The contest used a global “errno” type value to signal an error. Globals like this are bad in even single threaded code, and become a nightmare in multi-threaded code. The contest should’ve signaled errors as another parameter, like “int64_t str2long(const char *s, int *error)”.
The contest is very Linux-specific. In order to run on my MacBook, I had to port the clock_gettime() function, because CLOCK_MONOTONIC isn’t supported on the Mac. He should’ve just used the ANSI standard “clock()” function, and the code would work everywhere. Sure, there is a good debate to be had about “wall-clock” vs. “system-clock” (another common problem in code along with integer-overflows and external-internal-formats), but he gets the wrong answer anyway. The proper Linux clock for this is “CLOCK_MONOTONIC_RAW”, as NTP can cause the clock to skew for mere “CLOCK_MONOTONIC”.

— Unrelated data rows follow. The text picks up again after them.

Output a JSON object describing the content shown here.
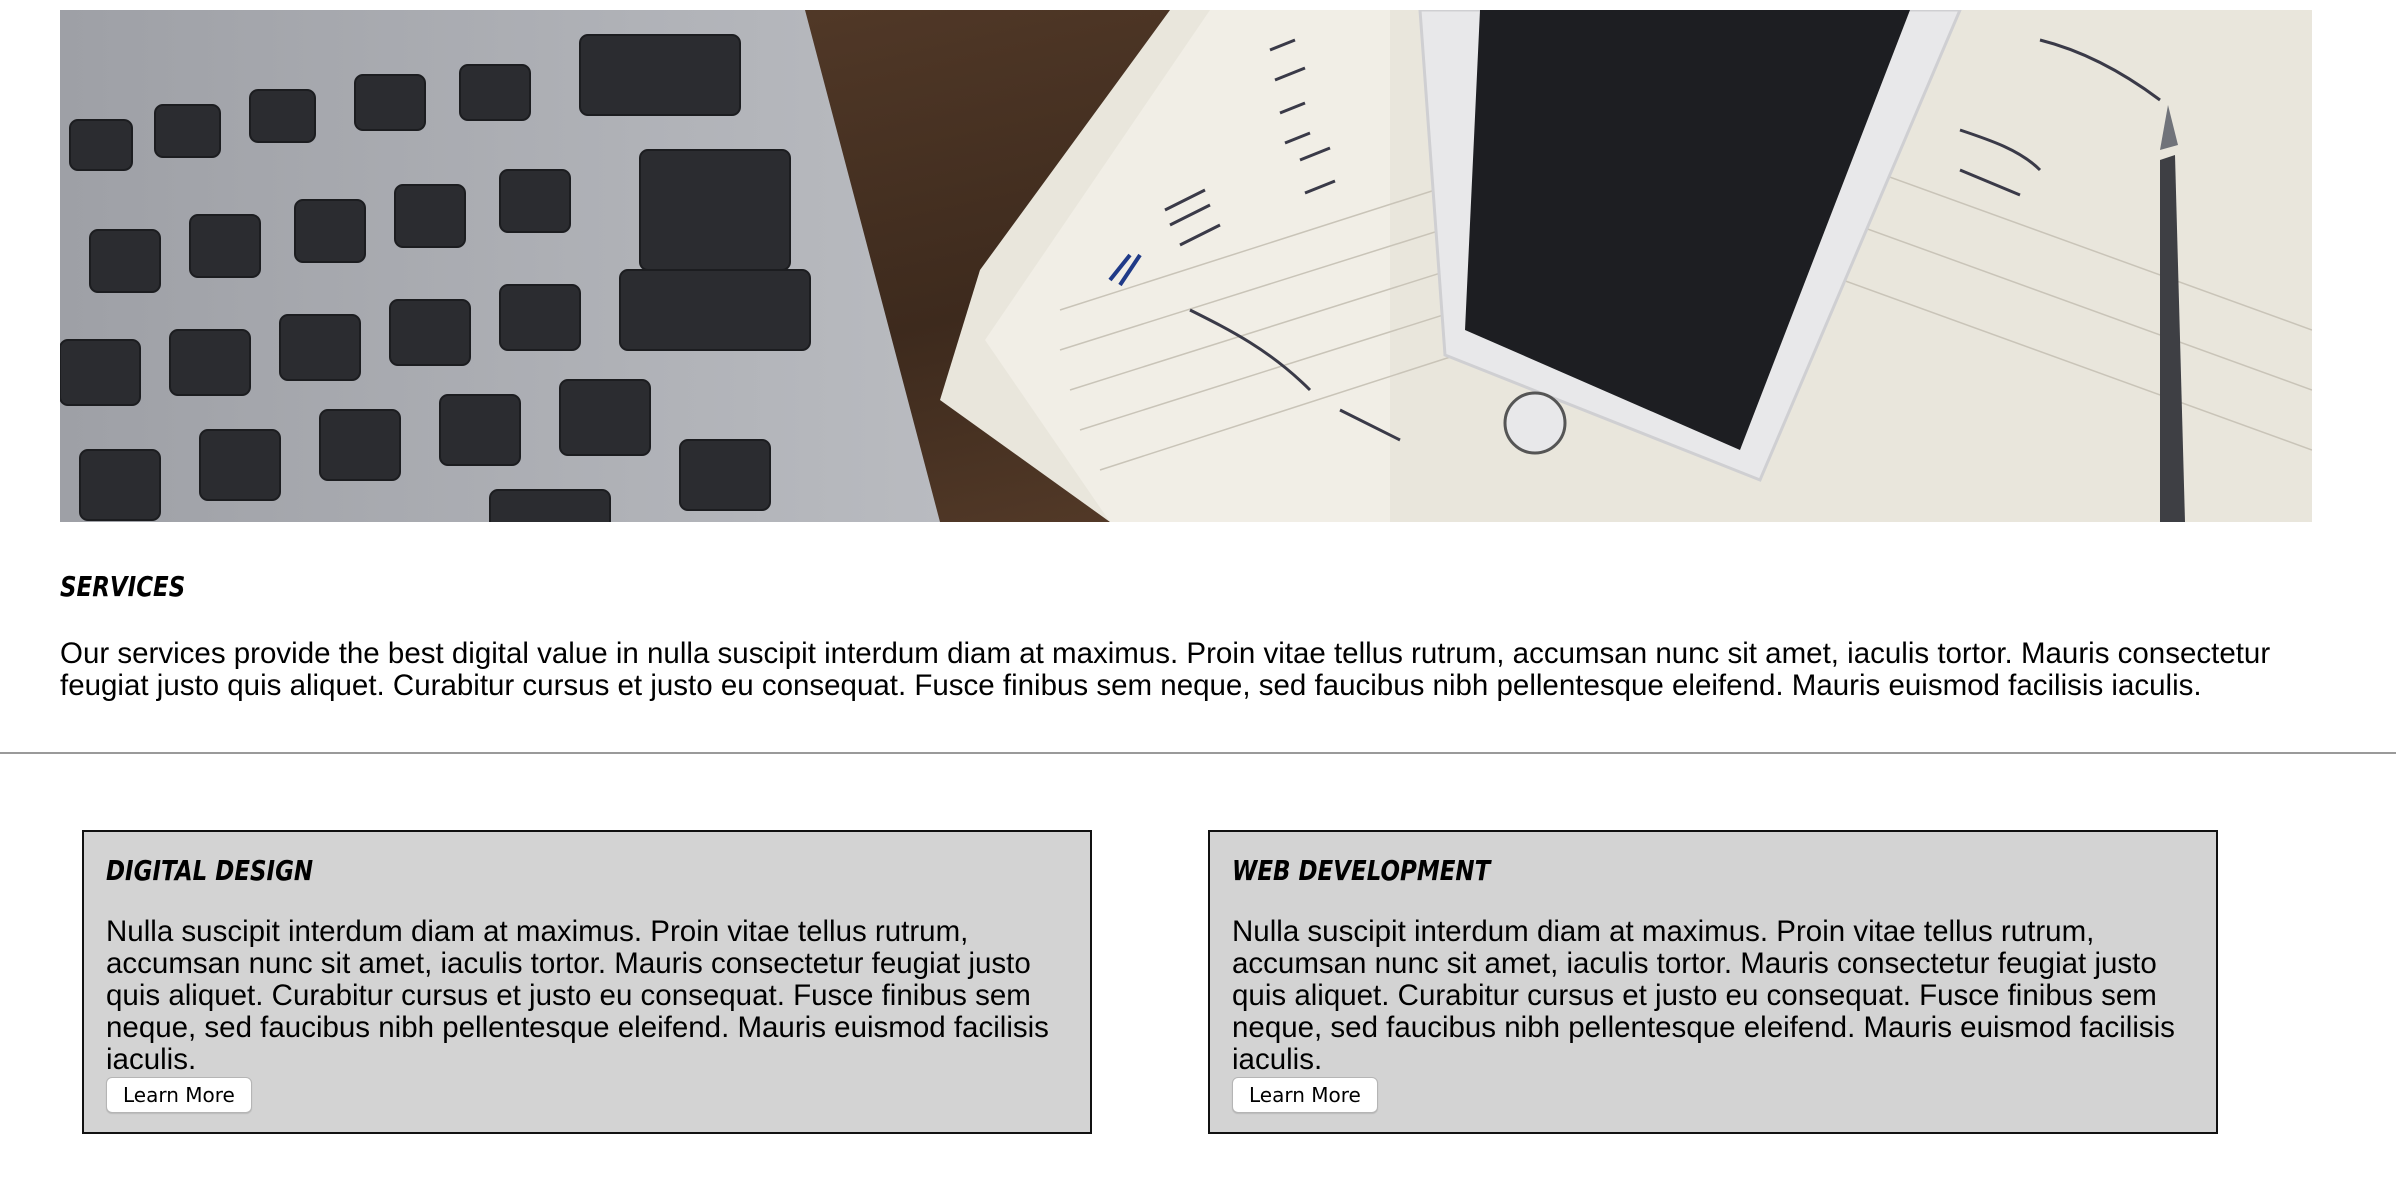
{
  "services": {
    "heading": "SERVICES",
    "description": "Our services provide the best digital value in nulla suscipit interdum diam at maximus. Proin vitae tellus rutrum, accumsan nunc sit amet, iaculis tortor. Mauris consectetur feugiat justo quis aliquet. Curabitur cursus et justo eu consequat. Fusce finibus sem neque, sed faucibus nibh pellentesque eleifend. Mauris euismod facilisis iaculis."
  },
  "cards": [
    {
      "title": "DIGITAL DESIGN",
      "text": "Nulla suscipit interdum diam at maximus. Proin vitae tellus rutrum, accumsan nunc sit amet, iaculis tortor. Mauris consectetur feugiat justo quis aliquet. Curabitur cursus et justo eu consequat. Fusce finibus sem neque, sed faucibus nibh pellentesque eleifend. Mauris euismod facilisis iaculis.",
      "button_label": "Learn More"
    },
    {
      "title": "WEB DEVELOPMENT",
      "text": "Nulla suscipit interdum diam at maximus. Proin vitae tellus rutrum, accumsan nunc sit amet, iaculis tortor. Mauris consectetur feugiat justo quis aliquet. Curabitur cursus et justo eu consequat. Fusce finibus sem neque, sed faucibus nibh pellentesque eleifend. Mauris euismod facilisis iaculis.",
      "button_label": "Learn More"
    }
  ],
  "colors": {
    "card_background": "#d3d3d3",
    "divider": "#9a9a9a"
  }
}
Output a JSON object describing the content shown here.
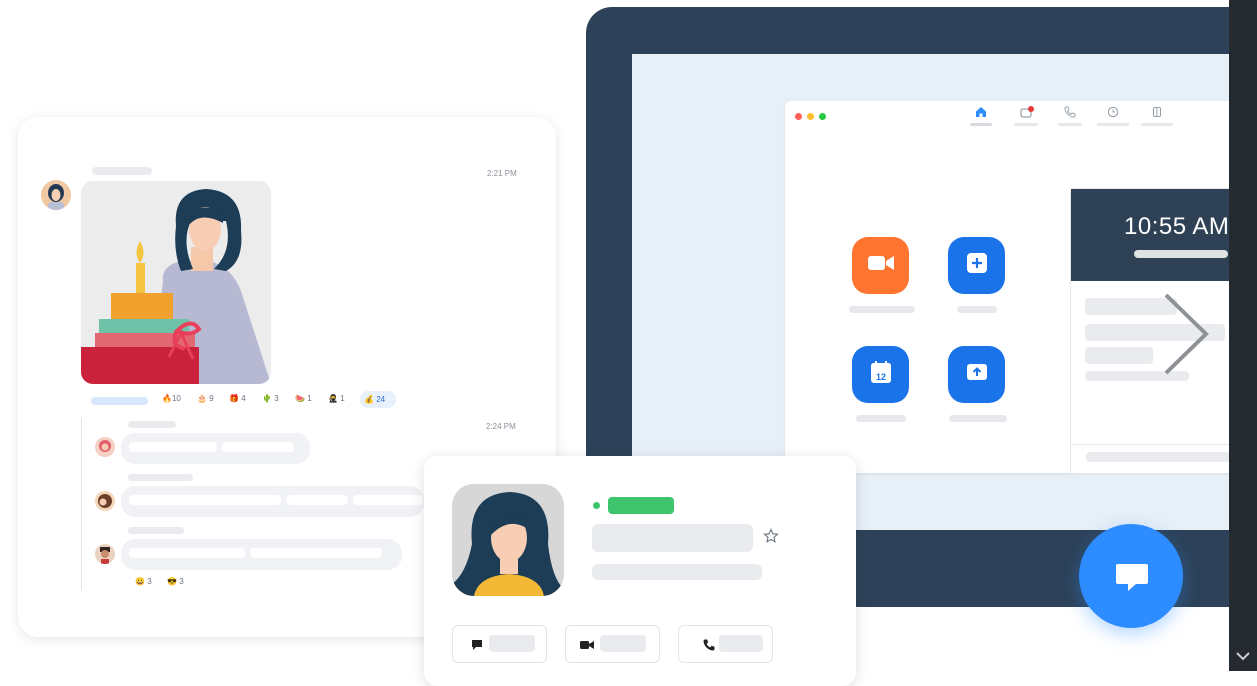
{
  "chat": {
    "timestamp_1": "2:21 PM",
    "timestamp_2": "2:24 PM",
    "reactions": [
      {
        "icon": "fire-icon",
        "glyph": "🔥",
        "count": "10"
      },
      {
        "icon": "cake-icon",
        "glyph": "🎂",
        "count": "9"
      },
      {
        "icon": "gift-icon",
        "glyph": "🎁",
        "count": "4"
      },
      {
        "icon": "cactus-icon",
        "glyph": "🌵",
        "count": "3"
      },
      {
        "icon": "watermelon-icon",
        "glyph": "🍉",
        "count": "1"
      },
      {
        "icon": "ninja-icon",
        "glyph": "🥷",
        "count": "1"
      }
    ],
    "active_reaction": {
      "icon": "money-bag-icon",
      "glyph": "💰",
      "count": "24"
    },
    "bottom_reactions": [
      {
        "icon": "grin-icon",
        "glyph": "😀",
        "count": "3"
      },
      {
        "icon": "cool-icon",
        "glyph": "😎",
        "count": "3"
      }
    ]
  },
  "clock": {
    "time": "10:55 AM"
  },
  "colors": {
    "accent_blue": "#2d8cff",
    "orange": "#ff742e",
    "online_green": "#3ec46d",
    "laptop_frame": "#2d4259",
    "badge_red": "#e53935"
  },
  "icons": {
    "window_controls": [
      "red-dot",
      "yellow-dot",
      "green-dot"
    ],
    "nav": [
      "home-icon",
      "chat-icon",
      "phone-icon",
      "clock-icon",
      "contacts-icon"
    ],
    "app_buttons": [
      "video-icon",
      "plus-icon",
      "calendar-icon",
      "share-icon"
    ],
    "calendar_day": "12",
    "profile_actions": [
      "chat-icon",
      "video-icon",
      "phone-icon"
    ]
  }
}
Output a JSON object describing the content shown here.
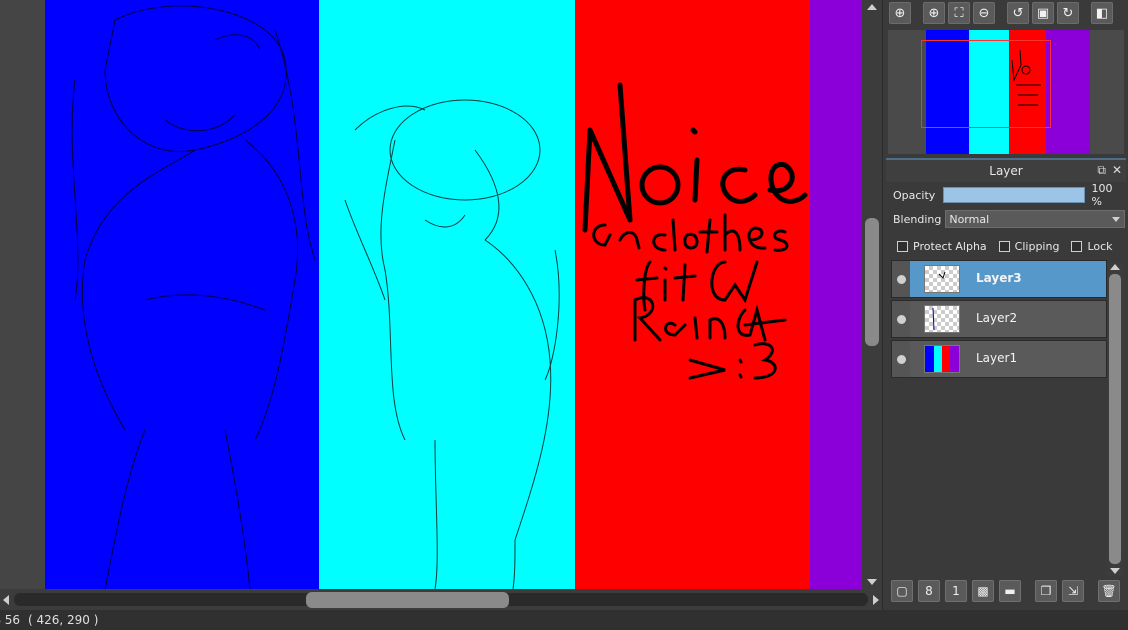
{
  "canvas": {
    "stripes": [
      {
        "color": "#0000ff"
      },
      {
        "color": "#00ffff"
      },
      {
        "color": "#ff0000"
      },
      {
        "color": "#8b00d9"
      }
    ],
    "handwriting_text": "Noice Gra clothes fit GA Rain >:3",
    "sketch_color": "#000000"
  },
  "status": {
    "zoom": "56 %",
    "coords": "( 426, 290 )"
  },
  "navigator_toolbar": [
    {
      "name": "zoom-fit-icon",
      "glyph": "⊕"
    },
    {
      "name": "zoom-in-icon",
      "glyph": "⊕"
    },
    {
      "name": "fit-screen-icon",
      "glyph": "⛶"
    },
    {
      "name": "zoom-out-icon",
      "glyph": "⊖"
    },
    {
      "name": "rotate-left-icon",
      "glyph": "↺"
    },
    {
      "name": "reset-view-icon",
      "glyph": "▣"
    },
    {
      "name": "rotate-right-icon",
      "glyph": "↻"
    },
    {
      "name": "flip-icon",
      "glyph": "◧"
    }
  ],
  "layer_panel": {
    "title": "Layer",
    "opacity_label": "Opacity",
    "opacity_value": "100 %",
    "opacity_fraction": 1.0,
    "blending_label": "Blending",
    "blending_value": "Normal",
    "protect_alpha": "Protect Alpha",
    "clipping": "Clipping",
    "lock": "Lock",
    "layers": [
      {
        "name": "Layer3",
        "selected": true
      },
      {
        "name": "Layer2",
        "selected": false
      },
      {
        "name": "Layer1",
        "selected": false
      }
    ]
  },
  "layer_toolbar": [
    {
      "name": "new-layer-icon",
      "glyph": "▢"
    },
    {
      "name": "new-8bit-layer-icon",
      "glyph": "8"
    },
    {
      "name": "new-1bit-layer-icon",
      "glyph": "1"
    },
    {
      "name": "new-halftone-layer-icon",
      "glyph": "▩"
    },
    {
      "name": "new-folder-icon",
      "glyph": "▬"
    },
    {
      "name": "duplicate-layer-icon",
      "glyph": "❐"
    },
    {
      "name": "merge-down-icon",
      "glyph": "⇲"
    },
    {
      "name": "delete-layer-icon",
      "glyph": "🗑"
    }
  ]
}
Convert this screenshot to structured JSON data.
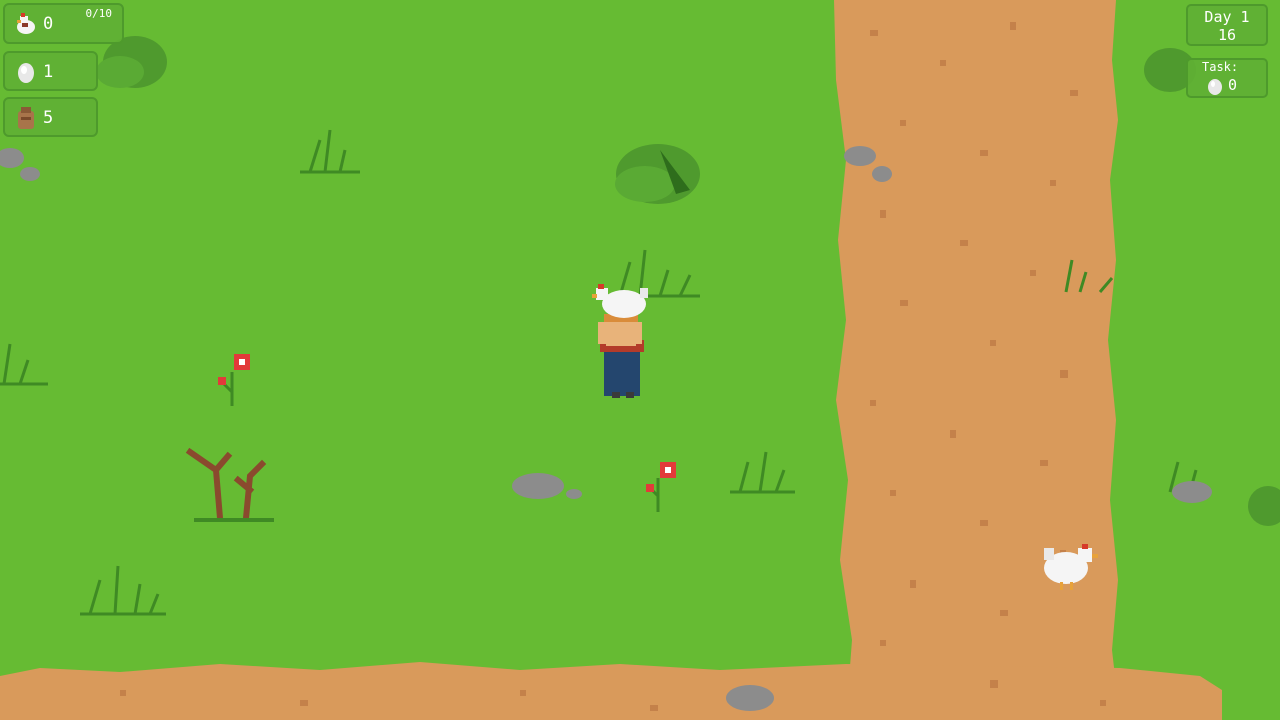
{
  "hud": {
    "chickens": {
      "value": "0",
      "capacity": "0/10",
      "icon": "chicken-icon"
    },
    "eggs": {
      "value": "1",
      "icon": "egg-icon"
    },
    "feed": {
      "value": "5",
      "icon": "feed-sack-icon"
    },
    "day": {
      "label": "Day 1",
      "time": "16"
    },
    "task": {
      "label": "Task:",
      "value": "0",
      "icon": "egg-icon"
    }
  },
  "colors": {
    "grass": "#66bb33",
    "grass_dark": "#4e9a2c",
    "dirt": "#d99a5b",
    "dirt_dark": "#c4814a",
    "rock": "#8c8c8c",
    "hud_bg": "#60b034"
  }
}
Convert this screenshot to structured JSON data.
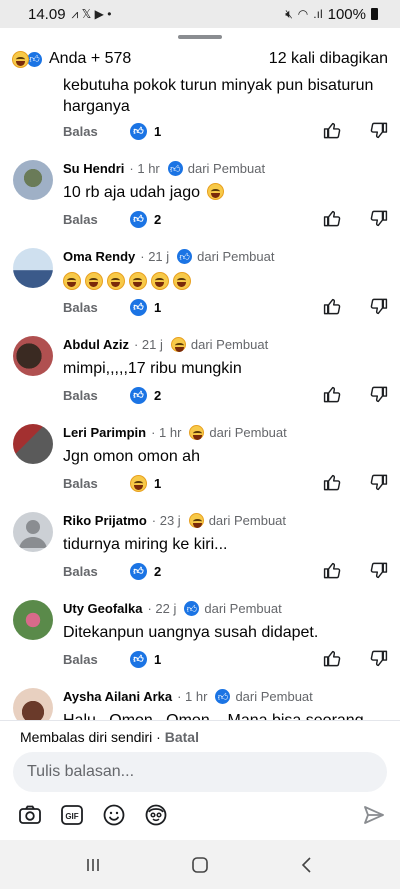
{
  "status": {
    "time": "14.09",
    "battery": "100%"
  },
  "reactions": {
    "label": "Anda + 578",
    "shares": "12 kali dibagikan"
  },
  "top_comment": {
    "text_line1": "kebutuha pokok turun minyak pun bisaturun",
    "text_line2": "harganya",
    "reply_label": "Balas",
    "reaction_count": "1"
  },
  "comments": [
    {
      "name": "Su Hendri",
      "time": "· 1 hr",
      "badge": "dari Pembuat",
      "text": "10 rb aja udah jago",
      "reply_label": "Balas",
      "reaction_count": "2"
    },
    {
      "name": "Oma Rendy",
      "time": "· 21 j",
      "badge": "dari Pembuat",
      "text": "",
      "reply_label": "Balas",
      "reaction_count": "1"
    },
    {
      "name": "Abdul Aziz",
      "time": "· 21 j",
      "badge": "dari Pembuat",
      "text": "mimpi,,,,,17 ribu mungkin",
      "reply_label": "Balas",
      "reaction_count": "2"
    },
    {
      "name": "Leri Parimpin",
      "time": "· 1 hr",
      "badge": "dari Pembuat",
      "text": "Jgn omon omon ah",
      "reply_label": "Balas",
      "reaction_count": "1"
    },
    {
      "name": "Riko Prijatmo",
      "time": "· 23 j",
      "badge": "dari Pembuat",
      "text": "tidurnya miring ke kiri...",
      "reply_label": "Balas",
      "reaction_count": "2"
    },
    {
      "name": "Uty Geofalka",
      "time": "· 22 j",
      "badge": "dari Pembuat",
      "text": "Ditekanpun uangnya susah didapet.",
      "reply_label": "Balas",
      "reaction_count": "1"
    },
    {
      "name": "Aysha Ailani Arka",
      "time": "· 1 hr",
      "badge": "dari Pembuat",
      "text": "Halu...Omon...Omon....Mana bisa seorang"
    }
  ],
  "reply_area": {
    "replying_to": "Membalas diri sendiri · ",
    "cancel": "Batal",
    "placeholder": "Tulis balasan..."
  },
  "icons": {
    "camera": "camera-icon",
    "gif": "gif-icon",
    "emoji": "emoji-icon",
    "avatar_sticker": "avatar-sticker-icon",
    "send": "send-icon"
  },
  "colors": {
    "facebook_blue": "#1b74e4",
    "muted_text": "#65676b",
    "input_bg": "#f0f2f5"
  }
}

It took me 5 minutes to write, test, and submit the actual code. It’s taken me hours to write up the thinking behind it. That’s because I’m more of a philosophical coder, and I’ve spent a lot of time thinking about all these issues, even though it takes only minutes to apply these thoughts.
Software design and language-neutral code is good. Gotos, global variables, #defines, pointer-arithmetic are all bad. Parsing should follow the external/internal pattern. Portability is good, platform specific code is bad. Except for obvious performance problems, you can’t really compare the speed of code without a lot of work.